In de vastgelopen Randstad hebben bus, tram en metro onvoldoende automobilisten uit de files kunnen lokken. Het aandeel van het openbaar vervoer in de totale mobiliteit is afgenomen. Een groter aanbod door efficiënter werken en nieuwe en verbeterde verbindingen, zoals Randstadrail, hebben de concurrentiepositie van het openbaar vervoer ten opzichte van de auto niet verbeterd. De RET is in aantallen reizigerskilometers terug op het niveau van 2000. Uit recent onderzoek blijkt dat dit voor alledrie de grote steden geldt. De groei van met name de laatste twee jaar is vooral een correctie van de forse daling in de jaren ervoor.

 

Baljeu: ‘De laatste jaren laten de grote steden weer stevige groei zien.

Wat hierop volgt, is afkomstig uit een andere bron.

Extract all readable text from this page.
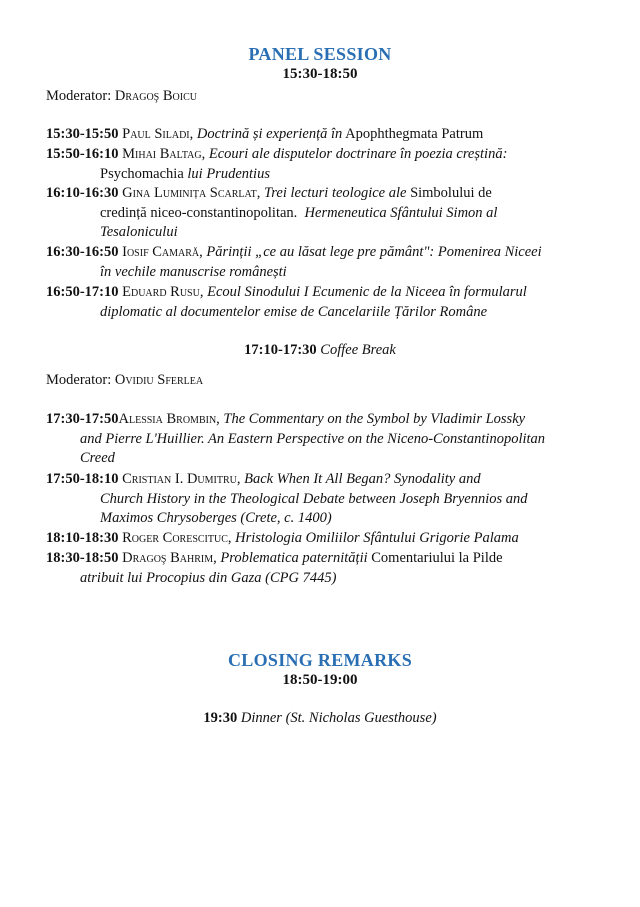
PANEL SESSION
15:30-18:50
Moderator: Dragoş Boicu
15:30-15:50 Paul Siladi, Doctrină și experiență în Apophthegmata Patrum
15:50-16:10 Mihai Baltag, Ecouri ale disputelor doctrinare în poezia creștină:
Psychomachia lui Prudentius
16:10-16:30 Gina Luminița Scarlat, Trei lecturi teologice ale Simbolului de
credință niceo-constantinopolitan. Hermeneutica Sfântului Simon al
Tesalonicului
16:30-16:50 Iosif Camară, Părinții „ce au lăsat lege pre pământ": Pomenirea Niceei
în vechile manuscrise românești
16:50-17:10 Eduard Rusu, Ecoul Sinodului I Ecumenic de la Niceea în formularul
diplomatic al documentelor emise de Cancelariile Țărilor Române
17:10-17:30 Coffee Break
Moderator: Ovidiu Sferlea
17:30-17:50Alessia Brombin, The Commentary on the Symbol by Vladimir Lossky
and Pierre L'Huillier. An Eastern Perspective on the Niceno-Constantinopolitan
Creed
17:50-18:10 Cristian I. Dumitru, Back When It All Began? Synodality and
Church History in the Theological Debate between Joseph Bryennios and
Maximos Chrysoberges (Crete, c. 1400)
18:10-18:30 Roger Corescituc, Hristologia Omiliilor Sfântului Grigorie Palama
18:30-18:50 Dragoş Bahrim, Problematica paternității Comentariului la Pilde
atribuit lui Procopius din Gaza (CPG 7445)
CLOSING REMARKS
18:50-19:00
19:30 Dinner (St. Nicholas Guesthouse)
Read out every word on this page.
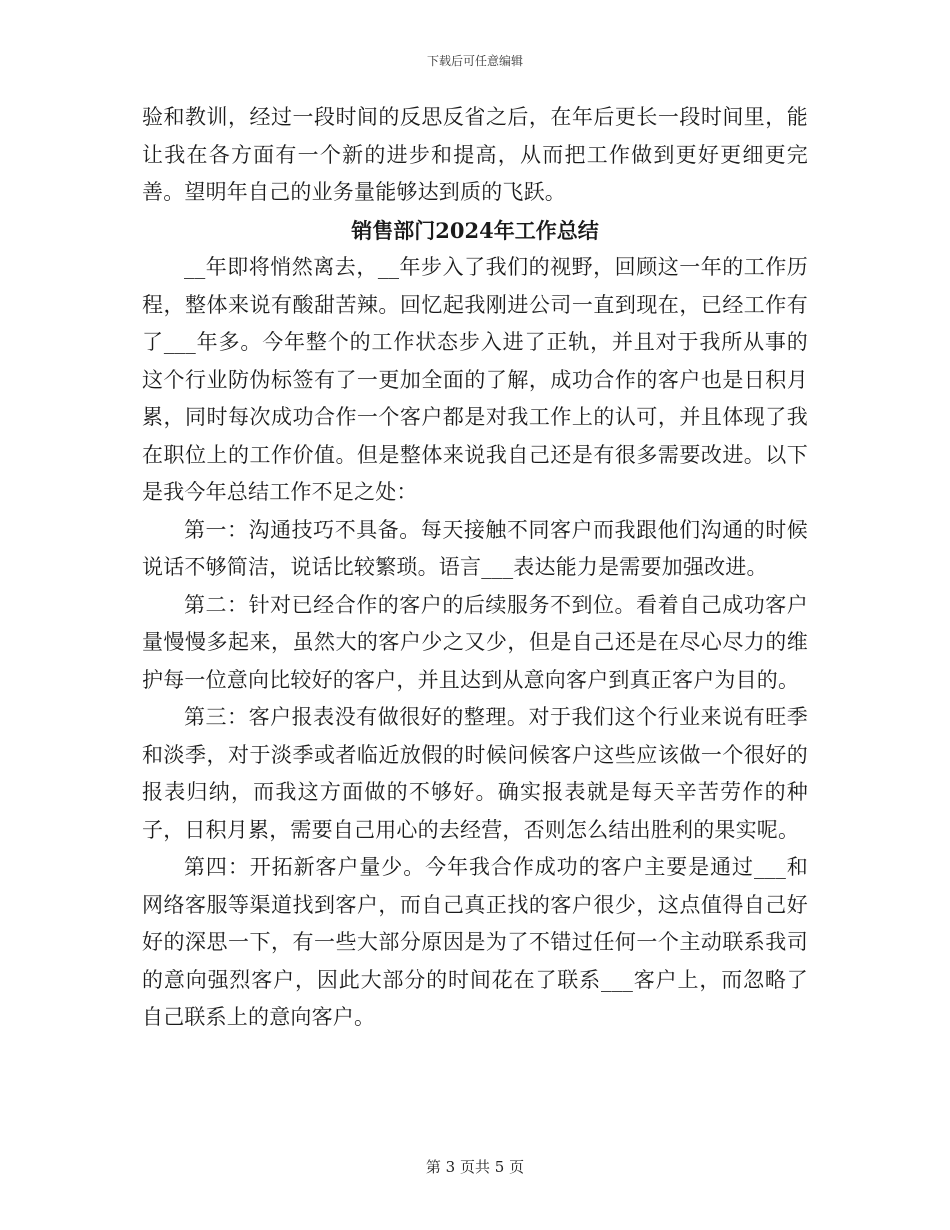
下载后可任意编辑

验和教训，经过一段时间的反思反省之后，在年后更长一段时间里，能让我在各方面有一个新的进步和提高，从而把工作做到更好更细更完善。望明年自己的业务量能够达到质的飞跃。

销售部门2024年工作总结

__年即将悄然离去，__年步入了我们的视野，回顾这一年的工作历程，整体来说有酸甜苦辣。回忆起我刚进公司一直到现在，已经工作有了___年多。今年整个的工作状态步入进了正轨，并且对于我所从事的这个行业防伪标签有了一更加全面的了解，成功合作的客户也是日积月累，同时每次成功合作一个客户都是对我工作上的认可，并且体现了我在职位上的工作价值。但是整体来说我自己还是有很多需要改进。以下是我今年总结工作不足之处：

第一：沟通技巧不具备。每天接触不同客户而我跟他们沟通的时候说话不够简洁，说话比较繁琐。语言___表达能力是需要加强改进。

第二：针对已经合作的客户的后续服务不到位。看着自己成功客户量慢慢多起来，虽然大的客户少之又少，但是自己还是在尽心尽力的维护每一位意向比较好的客户，并且达到从意向客户到真正客户为目的。

第三：客户报表没有做很好的整理。对于我们这个行业来说有旺季和淡季，对于淡季或者临近放假的时候问候客户这些应该做一个很好的报表归纳，而我这方面做的不够好。确实报表就是每天辛苦劳作的种子，日积月累，需要自己用心的去经营，否则怎么结出胜利的果实呢。

第四：开拓新客户量少。今年我合作成功的客户主要是通过___和网络客服等渠道找到客户，而自己真正找的客户很少，这点值得自己好好的深思一下，有一些大部分原因是为了不错过任何一个主动联系我司的意向强烈客户，因此大部分的时间花在了联系___客户上，而忽略了自己联系上的意向客户。

第 3 页共 5 页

Randstadrail is een groot succes in Den Haag en wij vervoeren in Rotterdam met Randstadrail al meer reizigers dan de NS. En dan moet dat prachtige nieuwe materieel nog komen. Maar we zijn er nog lang niet. Het openbaar vervoer kan een rol spelen bij de oplossing van het mobiliteitsprobleem, maar dan moeten kwaliteit en frequentie omhoog en een aantal ontbrekende verbindingen worden toegevoegd.’

 

De steden proberen geld te vinden voor beter openbaar vervoer. Voor de aanleg van nieuwe infrastructuur zijn vaak wel potjes, maar het probleem is dat de exploitatie van het openbaar vervoer zelden kostendekkend is. Voor de exploitatiebijdrage zijn de gemeenten afhankelijk van het rijk. Baljeu: ‘Het rijk heeft grote ambities met het openbaar vervoer. Voor de trein worden miljarden vrijgemaakt en daar is forse groei. Maar als die mensen eenmaal uit de trein stappen, moeten ze ergens naartoe. En voor het stads- en streekvervoer is níet meer geld. Het kabinet heeft de groei van de Brede Doeluitkering, waaruit het stadsvervoer wordt betaald, teruggedraaid.

 

‘We hebben genoeg plannen, maar als er niet meer geld komt, kunnen we die maar beperkt uitvoeren. We hebben als stadsregio nu eenmaal geen eigen inkomstenbron, zoals provincies. We dringen al geruime tijd aan op meer geld, maar staatssecretaris Huizinga heeft laten weten dat dat er deze regeringperiode niet in zit. Dat betekent dat de stadsregio’s hun ambities met het openbaar vervoer niet kunnen verwezenlijken.’

 

Verzet

 

Buiten de grote drie steden hebben aanbestedingen er dikwijls voor gezorgd dat voor dezelfde jaarlijkse exploitatiebijdrage meer openbaar vervoer wordt aangeboden door de winnende vervoerder, met soms spectaculaire groei van het aantal reizigers. De drie grote steden hebben zich altijd tegen zulke aanbestedingen verzet. Zij kiezen voor vervoer door het eigen vervoerbedrijf. Rotterdam heeft als enige het vervoerbedrijf overgedragen aan de stadsregio, die de opdrachtgever is voor het openbaar vervoer. Daardoor moet de RET voldoen aan de Europese status van in house operator, wat onderhandse gunning mogelijk maakt.

 

VVD’er Baljeu heeft er geen moeite mee dat Rotterdam daardoor een eventueel aanbestedingsvoordeel misloopt. ‘Met deze oplossing kan ik als liberaal heel goed leven. Onze insteek is goede kwaliteit openbaar vervoer en die kunnen we in de grote steden het best garanderen met een eigen vervoerder, vanwege de samenhang van het netwerk. RET krijgt het vervoer niet zomaar cadeau. Ze werken marktconform, dat is keihard getoetst. En nu het bedrijf formeel onder de stadsregio valt, kan ik scherper en sneller aansturen. Dat werkt beter dan een aanbestede concessie met boetes als het contract niet wordt nageleefd. Bovendien is het beeld bij de aanbestedingen ook niet onverdeeld positief. Er gaat veel mis.’

 

Stadsregio Rotterdam heeft het vervoer rond de stad wél aanbesteed. Nieuwkomer Qbuzz, waarin NS een belangrijke aandeel heeft, won omdat er geen andere partij meedeed. Baljeu: ‘Uit het niets een vervoerbedrijf neerzetten en dan ook nog aanbestedingen winnen, voor zoveel lef heb ik bewondering.’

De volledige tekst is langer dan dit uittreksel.